Palisades, N.Y. -- A group of scientists has used deep ocean-floor
drilling and experiments to show that volcanic rocks off the West Coast
and elsewhere might be used to securely imprison huge amounts of
globe-warming carbon dioxide captured from power plants or other sources.
In particular, they say that natural chemical reactions under 78,000
square kilometers (30,000 square miles) of ocean floor off California,
Oregon, Washington and British Columbia could lock in as much as 150 years
of U.S. CO2 production. The findings are published today in the
Proceedings of the National Academy of Sciences.
Interest in so-called carbon sequestration is growing worldwide.
However, no large-scale projects are yet off the ground, and other
geological settings could be problematic.

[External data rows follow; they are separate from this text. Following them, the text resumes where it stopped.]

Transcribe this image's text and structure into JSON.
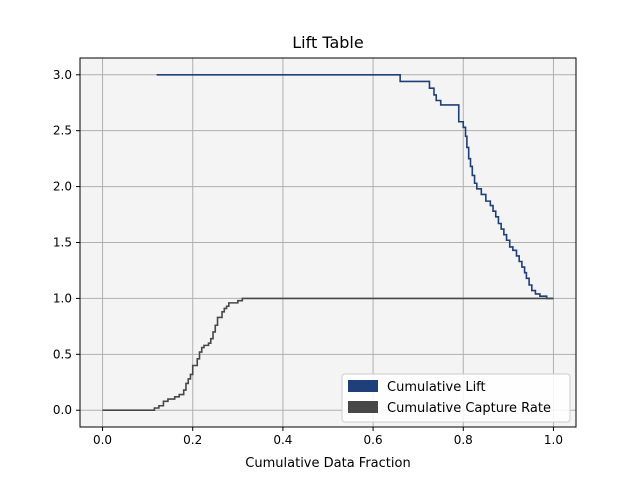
{
  "chart_data": {
    "type": "line",
    "title": "Lift Table",
    "xlabel": "Cumulative Data Fraction",
    "ylabel": "",
    "xlim": [
      -0.05,
      1.05
    ],
    "ylim": [
      -0.15,
      3.15
    ],
    "xticks": [
      0.0,
      0.2,
      0.4,
      0.6,
      0.8,
      1.0
    ],
    "xtick_labels": [
      "0.0",
      "0.2",
      "0.4",
      "0.6",
      "0.8",
      "1.0"
    ],
    "yticks": [
      0.0,
      0.5,
      1.0,
      1.5,
      2.0,
      2.5,
      3.0
    ],
    "ytick_labels": [
      "0.0",
      "0.5",
      "1.0",
      "1.5",
      "2.0",
      "2.5",
      "3.0"
    ],
    "grid": true,
    "legend_position": "lower-right",
    "plot_background": "#f4f4f4",
    "series": [
      {
        "name": "Cumulative Lift",
        "color": "#1f3f7a",
        "step": true,
        "points": [
          [
            0.12,
            3.0
          ],
          [
            0.66,
            3.0
          ],
          [
            0.66,
            2.94
          ],
          [
            0.725,
            2.94
          ],
          [
            0.725,
            2.88
          ],
          [
            0.735,
            2.88
          ],
          [
            0.735,
            2.82
          ],
          [
            0.74,
            2.82
          ],
          [
            0.74,
            2.77
          ],
          [
            0.75,
            2.77
          ],
          [
            0.75,
            2.73
          ],
          [
            0.79,
            2.73
          ],
          [
            0.79,
            2.58
          ],
          [
            0.8,
            2.58
          ],
          [
            0.8,
            2.53
          ],
          [
            0.805,
            2.53
          ],
          [
            0.805,
            2.45
          ],
          [
            0.808,
            2.45
          ],
          [
            0.808,
            2.35
          ],
          [
            0.812,
            2.35
          ],
          [
            0.812,
            2.25
          ],
          [
            0.816,
            2.25
          ],
          [
            0.816,
            2.18
          ],
          [
            0.82,
            2.18
          ],
          [
            0.82,
            2.1
          ],
          [
            0.825,
            2.1
          ],
          [
            0.825,
            2.03
          ],
          [
            0.83,
            2.03
          ],
          [
            0.83,
            1.98
          ],
          [
            0.84,
            1.98
          ],
          [
            0.84,
            1.93
          ],
          [
            0.85,
            1.93
          ],
          [
            0.85,
            1.87
          ],
          [
            0.86,
            1.87
          ],
          [
            0.86,
            1.83
          ],
          [
            0.866,
            1.83
          ],
          [
            0.866,
            1.78
          ],
          [
            0.872,
            1.78
          ],
          [
            0.872,
            1.73
          ],
          [
            0.878,
            1.73
          ],
          [
            0.878,
            1.67
          ],
          [
            0.884,
            1.67
          ],
          [
            0.884,
            1.62
          ],
          [
            0.89,
            1.62
          ],
          [
            0.89,
            1.57
          ],
          [
            0.896,
            1.57
          ],
          [
            0.896,
            1.52
          ],
          [
            0.903,
            1.52
          ],
          [
            0.903,
            1.46
          ],
          [
            0.91,
            1.46
          ],
          [
            0.91,
            1.43
          ],
          [
            0.918,
            1.43
          ],
          [
            0.918,
            1.38
          ],
          [
            0.924,
            1.38
          ],
          [
            0.924,
            1.33
          ],
          [
            0.93,
            1.33
          ],
          [
            0.93,
            1.28
          ],
          [
            0.936,
            1.28
          ],
          [
            0.936,
            1.23
          ],
          [
            0.94,
            1.23
          ],
          [
            0.94,
            1.18
          ],
          [
            0.946,
            1.18
          ],
          [
            0.946,
            1.12
          ],
          [
            0.952,
            1.12
          ],
          [
            0.952,
            1.07
          ],
          [
            0.96,
            1.07
          ],
          [
            0.96,
            1.04
          ],
          [
            0.97,
            1.04
          ],
          [
            0.97,
            1.02
          ],
          [
            0.985,
            1.02
          ],
          [
            0.985,
            1.0
          ],
          [
            1.0,
            1.0
          ]
        ]
      },
      {
        "name": "Cumulative Capture Rate",
        "color": "#474747",
        "step": true,
        "points": [
          [
            0.0,
            0.0
          ],
          [
            0.115,
            0.0
          ],
          [
            0.115,
            0.02
          ],
          [
            0.125,
            0.02
          ],
          [
            0.125,
            0.04
          ],
          [
            0.135,
            0.04
          ],
          [
            0.135,
            0.08
          ],
          [
            0.145,
            0.08
          ],
          [
            0.145,
            0.1
          ],
          [
            0.16,
            0.1
          ],
          [
            0.16,
            0.12
          ],
          [
            0.17,
            0.12
          ],
          [
            0.17,
            0.14
          ],
          [
            0.18,
            0.14
          ],
          [
            0.18,
            0.18
          ],
          [
            0.185,
            0.18
          ],
          [
            0.185,
            0.24
          ],
          [
            0.19,
            0.24
          ],
          [
            0.19,
            0.28
          ],
          [
            0.195,
            0.28
          ],
          [
            0.195,
            0.32
          ],
          [
            0.2,
            0.32
          ],
          [
            0.2,
            0.4
          ],
          [
            0.21,
            0.4
          ],
          [
            0.21,
            0.46
          ],
          [
            0.215,
            0.46
          ],
          [
            0.215,
            0.52
          ],
          [
            0.22,
            0.52
          ],
          [
            0.22,
            0.56
          ],
          [
            0.225,
            0.56
          ],
          [
            0.225,
            0.58
          ],
          [
            0.235,
            0.58
          ],
          [
            0.235,
            0.6
          ],
          [
            0.24,
            0.6
          ],
          [
            0.24,
            0.64
          ],
          [
            0.245,
            0.64
          ],
          [
            0.245,
            0.7
          ],
          [
            0.25,
            0.7
          ],
          [
            0.25,
            0.76
          ],
          [
            0.255,
            0.76
          ],
          [
            0.255,
            0.83
          ],
          [
            0.265,
            0.83
          ],
          [
            0.265,
            0.88
          ],
          [
            0.27,
            0.88
          ],
          [
            0.27,
            0.91
          ],
          [
            0.275,
            0.91
          ],
          [
            0.275,
            0.93
          ],
          [
            0.28,
            0.93
          ],
          [
            0.28,
            0.96
          ],
          [
            0.3,
            0.96
          ],
          [
            0.3,
            0.98
          ],
          [
            0.31,
            0.98
          ],
          [
            0.31,
            1.0
          ],
          [
            1.0,
            1.0
          ]
        ]
      }
    ]
  }
}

For instance, the petroleum
industry has been pumping CO2 into voids left by old oil wells on a small
scale, but some fear that these might eventually leak, putting gas back
into the air and possibly endangering people nearby.
Lead author David Goldberg, a geophysicist at Columbia University's
Lamont-Doherty Earth Observatory, called the study "the first good
evidence that this kind of carbon burial is feasible."

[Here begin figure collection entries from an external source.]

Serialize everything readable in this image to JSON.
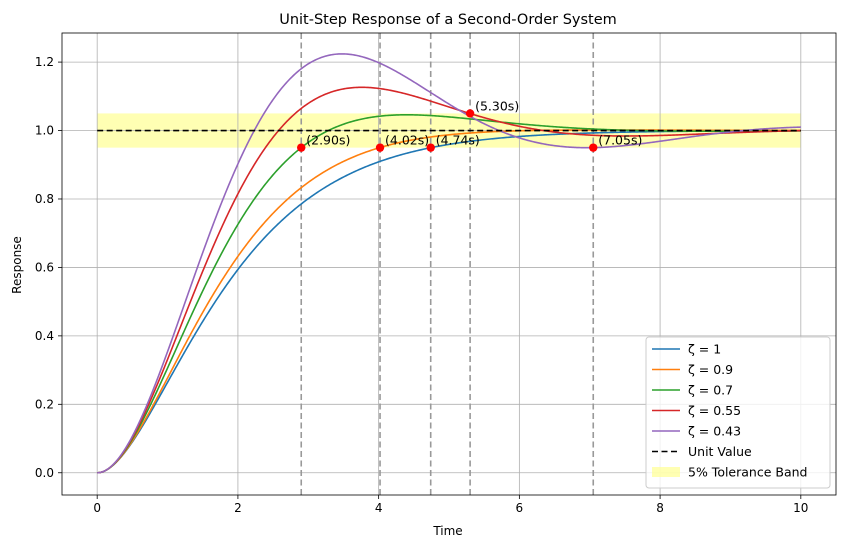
{
  "chart_data": {
    "type": "line",
    "title": "Unit-Step Response of a Second-Order System",
    "xlabel": "Time",
    "ylabel": "Response",
    "xlim": [
      -0.5,
      10.5
    ],
    "ylim": [
      -0.065,
      1.285
    ],
    "xticks": [
      0,
      2,
      4,
      6,
      8,
      10
    ],
    "xtick_labels": [
      "0",
      "2",
      "4",
      "6",
      "8",
      "10"
    ],
    "yticks": [
      0.0,
      0.2,
      0.4,
      0.6,
      0.8,
      1.0,
      1.2
    ],
    "ytick_labels": [
      "0.0",
      "0.2",
      "0.4",
      "0.6",
      "0.8",
      "1.0",
      "1.2"
    ],
    "grid": true,
    "legend_position": "lower-right",
    "natural_frequency": 1.0,
    "series": [
      {
        "name": "ζ = 1",
        "zeta": 1.0,
        "color": "#1f77b4"
      },
      {
        "name": "ζ = 0.9",
        "zeta": 0.9,
        "color": "#ff7f0e"
      },
      {
        "name": "ζ = 0.7",
        "zeta": 0.7,
        "color": "#2ca02c"
      },
      {
        "name": "ζ = 0.55",
        "zeta": 0.55,
        "color": "#d62728"
      },
      {
        "name": "ζ = 0.43",
        "zeta": 0.43,
        "color": "#9467bd"
      }
    ],
    "reference_line": {
      "name": "Unit Value",
      "y": 1.0,
      "color": "#000000"
    },
    "tolerance_band": {
      "name": "5% Tolerance Band",
      "lower": 0.95,
      "upper": 1.05,
      "color": "#ffff99"
    },
    "settling_markers": [
      {
        "x": 2.9,
        "y": 0.95,
        "label": "(2.90s)"
      },
      {
        "x": 4.02,
        "y": 0.95,
        "label": "(4.02s)"
      },
      {
        "x": 4.74,
        "y": 0.95,
        "label": "(4.74s)"
      },
      {
        "x": 5.3,
        "y": 1.05,
        "label": "(5.30s)"
      },
      {
        "x": 7.05,
        "y": 0.95,
        "label": "(7.05s)"
      }
    ],
    "marker_color": "#ff0000",
    "vline_color": "#999999"
  }
}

"We are convinced that the sub-ocean floor is a significant part of the
solution to the global climate problem," said Goldberg. "Basalt reservoirs
are understudied. They are immense, accessible and well sealed--a huge
prize in the search for viable options." One of the main advantages, he
said, is a chemical process between basalt and pumped-in CO2 that would
convert the carbon into a solid mineral.
In their paper, Goldberg and his colleagues Taro Takahashi and Angela
Slagle used previous deep-ocean drilling studies of the Juan de Fuca
plate, some 100 miles off the Pacific coast, to chart a vast basalt
formation that they say could be suitable for such pumping. Basalt, the
basic stuff of the ocean floors, is hardened lava erupted from undersea
fissures and volcanoes. In this region, much of it lies under some 2,700
meters (8,850 feet) of water, and 200 meters (650 feet) or more of
overlying fine-grained sediment. Drilling by the Integrated Ocean Drilling
Program has shown the rock is honeycombed with watery channels and pores
that would provide room for pressurized CO2. The scientists have mapped
out specific areas that they say are isolated from earthquakes,
hydrothermal vents or other factors that might upset the system.

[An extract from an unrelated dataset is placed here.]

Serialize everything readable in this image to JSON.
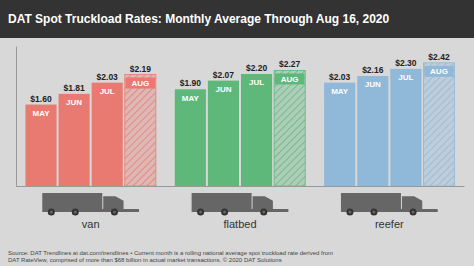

Ongoing experiments by Lamont scientists on land have shown that when
CO2 is combined with basalt, the gas and components of the rock naturally
react to create a solid carbonate—basically, chalk. Later this year, a
separate team headed by Lamont geochemist Juerg Matter will begin pumping
CO2 into a landbound basalt formation at a power plant near Reykjavik,
Iceland—the first such large-scale demonstration. Basalts lie at or near
the surfaces of other land areas including the northeast United States;
the Caribbean; north and south Africa; and southeast Asia.
Goldberg says that undersea basalts, which are widespread, may be
bigger, and better, than ones on land. At the depths studied, any CO2 that
does not react with the rock will be heavier than seawater, and thus
unable to rise. And in places like the Juan de Fuca, even if some did
escape the rock, it would hit the overlying impermeable cap of clayey
sediment.
Skeptics point out that getting the CO2 to such sites could be
expensive and tricky. But Goldberg says the West Coast formations should
be close enough to the land for delivery by pipelines or tankers. He
called on government to study the details of how the idea might work, and
whether it would be economically feasible. The United States currently
spends about $40 million a year studying carbon sequestration, but nearly
all of that goes to land-based research. "Forty million is about the
opening-day box office for Finding Nemo," said Goldberg. We need policy
change now, to energize research beyond our coastlines."